The buffet includes an assortment of desserts, including quite a few mini-desserts, which I enjoyed because I could try a bite of this and a bit of that. All of the desserts were quite good. As soon as we brought our dessert plates to the table, our server was right there offering us hot tea or coffee. Really, the service was excellent — 180 degrees from what we’d experienced at ‘Ama ‘Ama!
Is the Makahiki buffet worth $43 per adult, $21 per child? I’d have to say yes, given that Hawaiian resort restaurant prices are inflated. There really are a lot of high-end choices on the menu, it’s all you can eat, and while we didn’t like everything we tried, we found plenty that we did enjoy. We would go back, though I doubt we’d eat there more than once or twice during a 1-week stay.
As I wrote previously, there aren’t enough dining options at the resort. At lunch your only choices are the wildly overpriced, terrible ‘Ama ‘Ama, and an extremely limited menu of counter-service food from One Paddle, Two Paddle. People who are staying in the standard hotel rooms at Aulani are going to be very unhappy unless they leave the resort, since they don’t have the option of cooking. (Although the DVC studios don’t have kitchens, they do have a microwave and a little fridge, at least.
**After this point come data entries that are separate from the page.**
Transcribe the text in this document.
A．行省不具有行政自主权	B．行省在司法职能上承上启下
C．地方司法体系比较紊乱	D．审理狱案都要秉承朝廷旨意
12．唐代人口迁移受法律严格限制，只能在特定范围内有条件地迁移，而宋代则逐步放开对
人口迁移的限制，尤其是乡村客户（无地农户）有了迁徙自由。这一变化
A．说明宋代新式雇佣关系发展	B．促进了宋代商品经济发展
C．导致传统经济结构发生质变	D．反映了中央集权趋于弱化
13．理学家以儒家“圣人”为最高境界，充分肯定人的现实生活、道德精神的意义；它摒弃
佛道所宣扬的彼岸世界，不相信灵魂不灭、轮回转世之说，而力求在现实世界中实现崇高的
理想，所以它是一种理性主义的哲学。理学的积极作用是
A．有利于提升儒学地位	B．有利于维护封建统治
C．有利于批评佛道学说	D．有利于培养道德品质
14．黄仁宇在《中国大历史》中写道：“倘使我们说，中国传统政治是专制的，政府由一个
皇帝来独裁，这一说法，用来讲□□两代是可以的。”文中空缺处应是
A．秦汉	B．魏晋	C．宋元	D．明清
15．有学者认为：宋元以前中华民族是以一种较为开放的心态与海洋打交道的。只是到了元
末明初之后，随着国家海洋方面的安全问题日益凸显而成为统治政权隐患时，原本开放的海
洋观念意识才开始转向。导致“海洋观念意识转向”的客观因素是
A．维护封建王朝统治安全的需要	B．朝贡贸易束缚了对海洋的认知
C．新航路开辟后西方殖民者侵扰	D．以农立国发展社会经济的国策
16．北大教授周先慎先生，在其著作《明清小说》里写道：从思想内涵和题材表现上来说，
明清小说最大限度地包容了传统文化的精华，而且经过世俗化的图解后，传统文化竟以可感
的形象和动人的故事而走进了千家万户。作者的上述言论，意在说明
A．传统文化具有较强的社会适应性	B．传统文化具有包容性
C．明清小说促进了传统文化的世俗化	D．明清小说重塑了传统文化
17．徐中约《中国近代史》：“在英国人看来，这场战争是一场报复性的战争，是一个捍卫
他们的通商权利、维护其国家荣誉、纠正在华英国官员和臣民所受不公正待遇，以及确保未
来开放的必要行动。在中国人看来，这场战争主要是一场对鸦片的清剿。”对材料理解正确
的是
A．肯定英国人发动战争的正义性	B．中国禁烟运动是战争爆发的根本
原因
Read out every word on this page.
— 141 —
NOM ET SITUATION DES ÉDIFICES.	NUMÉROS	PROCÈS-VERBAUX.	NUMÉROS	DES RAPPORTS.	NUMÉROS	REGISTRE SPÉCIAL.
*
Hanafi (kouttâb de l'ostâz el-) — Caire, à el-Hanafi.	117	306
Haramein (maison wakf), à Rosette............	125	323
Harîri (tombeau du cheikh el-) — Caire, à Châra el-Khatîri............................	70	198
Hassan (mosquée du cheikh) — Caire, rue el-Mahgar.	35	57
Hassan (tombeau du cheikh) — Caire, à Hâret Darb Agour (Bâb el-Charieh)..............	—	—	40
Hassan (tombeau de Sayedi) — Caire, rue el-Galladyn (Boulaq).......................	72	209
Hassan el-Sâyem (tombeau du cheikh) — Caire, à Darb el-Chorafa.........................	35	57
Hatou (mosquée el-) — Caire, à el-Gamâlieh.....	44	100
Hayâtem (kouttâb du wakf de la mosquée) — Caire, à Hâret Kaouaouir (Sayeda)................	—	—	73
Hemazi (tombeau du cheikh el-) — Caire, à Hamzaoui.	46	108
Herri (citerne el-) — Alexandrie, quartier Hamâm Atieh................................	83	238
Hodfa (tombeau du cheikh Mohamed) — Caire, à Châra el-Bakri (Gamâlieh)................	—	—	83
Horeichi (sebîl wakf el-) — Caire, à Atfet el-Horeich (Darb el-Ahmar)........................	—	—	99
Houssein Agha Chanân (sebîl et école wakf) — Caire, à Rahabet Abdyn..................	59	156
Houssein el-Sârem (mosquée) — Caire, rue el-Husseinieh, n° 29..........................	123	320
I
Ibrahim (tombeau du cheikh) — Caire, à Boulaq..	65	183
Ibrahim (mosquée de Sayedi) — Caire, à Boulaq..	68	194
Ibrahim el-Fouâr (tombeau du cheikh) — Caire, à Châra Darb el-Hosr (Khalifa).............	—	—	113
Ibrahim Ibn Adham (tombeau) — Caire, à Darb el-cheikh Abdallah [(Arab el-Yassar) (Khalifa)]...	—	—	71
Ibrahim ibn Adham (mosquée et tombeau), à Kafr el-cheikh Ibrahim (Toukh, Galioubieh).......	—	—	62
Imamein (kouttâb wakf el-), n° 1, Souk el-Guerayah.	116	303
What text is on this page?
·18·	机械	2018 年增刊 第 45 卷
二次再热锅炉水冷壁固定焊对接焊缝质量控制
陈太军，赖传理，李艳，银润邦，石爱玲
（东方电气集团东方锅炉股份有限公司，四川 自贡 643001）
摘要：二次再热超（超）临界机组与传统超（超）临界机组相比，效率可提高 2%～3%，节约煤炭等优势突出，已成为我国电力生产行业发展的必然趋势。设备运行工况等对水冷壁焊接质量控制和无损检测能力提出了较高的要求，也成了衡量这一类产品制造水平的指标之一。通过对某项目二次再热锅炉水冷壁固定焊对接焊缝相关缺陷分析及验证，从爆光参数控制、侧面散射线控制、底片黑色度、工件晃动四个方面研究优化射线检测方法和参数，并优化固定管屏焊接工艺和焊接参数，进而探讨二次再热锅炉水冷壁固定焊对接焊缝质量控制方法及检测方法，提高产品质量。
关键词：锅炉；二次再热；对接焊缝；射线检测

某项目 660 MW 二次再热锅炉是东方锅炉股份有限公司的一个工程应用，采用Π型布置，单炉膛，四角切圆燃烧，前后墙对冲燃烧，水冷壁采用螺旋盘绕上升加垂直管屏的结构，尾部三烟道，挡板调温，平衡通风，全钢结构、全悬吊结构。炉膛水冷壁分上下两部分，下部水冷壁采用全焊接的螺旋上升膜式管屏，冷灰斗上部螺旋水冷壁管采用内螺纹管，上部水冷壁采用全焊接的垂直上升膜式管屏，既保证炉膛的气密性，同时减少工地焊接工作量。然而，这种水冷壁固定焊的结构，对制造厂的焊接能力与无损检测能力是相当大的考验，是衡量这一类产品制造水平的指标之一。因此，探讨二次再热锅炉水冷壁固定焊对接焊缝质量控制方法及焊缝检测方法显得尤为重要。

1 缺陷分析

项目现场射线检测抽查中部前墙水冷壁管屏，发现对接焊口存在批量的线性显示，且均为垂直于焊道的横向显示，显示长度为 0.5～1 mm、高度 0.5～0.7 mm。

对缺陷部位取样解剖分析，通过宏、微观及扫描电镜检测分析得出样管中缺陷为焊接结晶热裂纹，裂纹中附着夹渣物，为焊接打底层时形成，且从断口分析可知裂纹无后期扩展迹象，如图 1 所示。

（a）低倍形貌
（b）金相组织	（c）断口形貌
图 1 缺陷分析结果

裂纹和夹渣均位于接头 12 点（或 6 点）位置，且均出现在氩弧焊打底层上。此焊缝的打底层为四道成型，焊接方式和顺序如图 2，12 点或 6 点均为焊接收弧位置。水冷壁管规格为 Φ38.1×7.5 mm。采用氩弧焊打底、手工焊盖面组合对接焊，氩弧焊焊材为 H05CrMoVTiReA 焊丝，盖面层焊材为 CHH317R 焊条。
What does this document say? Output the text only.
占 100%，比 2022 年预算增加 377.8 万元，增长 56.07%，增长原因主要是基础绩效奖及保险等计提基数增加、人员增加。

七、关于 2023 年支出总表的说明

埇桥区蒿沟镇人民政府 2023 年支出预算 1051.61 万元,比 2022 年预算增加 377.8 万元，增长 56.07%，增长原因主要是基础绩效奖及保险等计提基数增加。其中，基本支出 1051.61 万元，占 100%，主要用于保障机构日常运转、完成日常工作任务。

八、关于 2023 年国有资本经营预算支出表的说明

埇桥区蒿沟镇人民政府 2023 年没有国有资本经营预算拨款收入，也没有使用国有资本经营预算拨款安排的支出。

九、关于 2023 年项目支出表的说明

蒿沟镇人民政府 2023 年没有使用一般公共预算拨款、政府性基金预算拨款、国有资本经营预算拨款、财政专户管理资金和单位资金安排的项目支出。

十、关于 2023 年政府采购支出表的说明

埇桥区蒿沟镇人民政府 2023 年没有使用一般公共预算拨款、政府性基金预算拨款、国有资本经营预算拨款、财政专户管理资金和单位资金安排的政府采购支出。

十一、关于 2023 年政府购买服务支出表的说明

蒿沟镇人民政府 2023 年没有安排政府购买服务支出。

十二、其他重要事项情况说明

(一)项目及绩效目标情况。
I met one woman who was cooking salmon in her studio microwave, to avoid eating in the resort restaurants!)
I saw people bringing in take-out food constantly. One night I got on the elevator with a group of guests who had a box of take-out containers exuding a delicious aroma. I asked where they had gotten the food. They looked a little sheepish. “The barbecue place across the street. It’s a lot cheaper than eating at the hotel.” Smelled better than most of the hotel food, too.
Frankly I think Disney should close ‘Ama ‘Ama, which appears to be an utter failure (in addition to our own bad experience there, we heard scathing comments from other guests), and rework it into a mid-priced all-day restaurant serving breakfast, lunch and dinner. Something equivalent to the Kona Café at Disney’s Polynesian Resort at Walt Disney World would be perfect. Meanwhile, if you’ll be visiting Aulani and would like to eat in one of the hotel restaurants some night, make a reservation at Makahiki.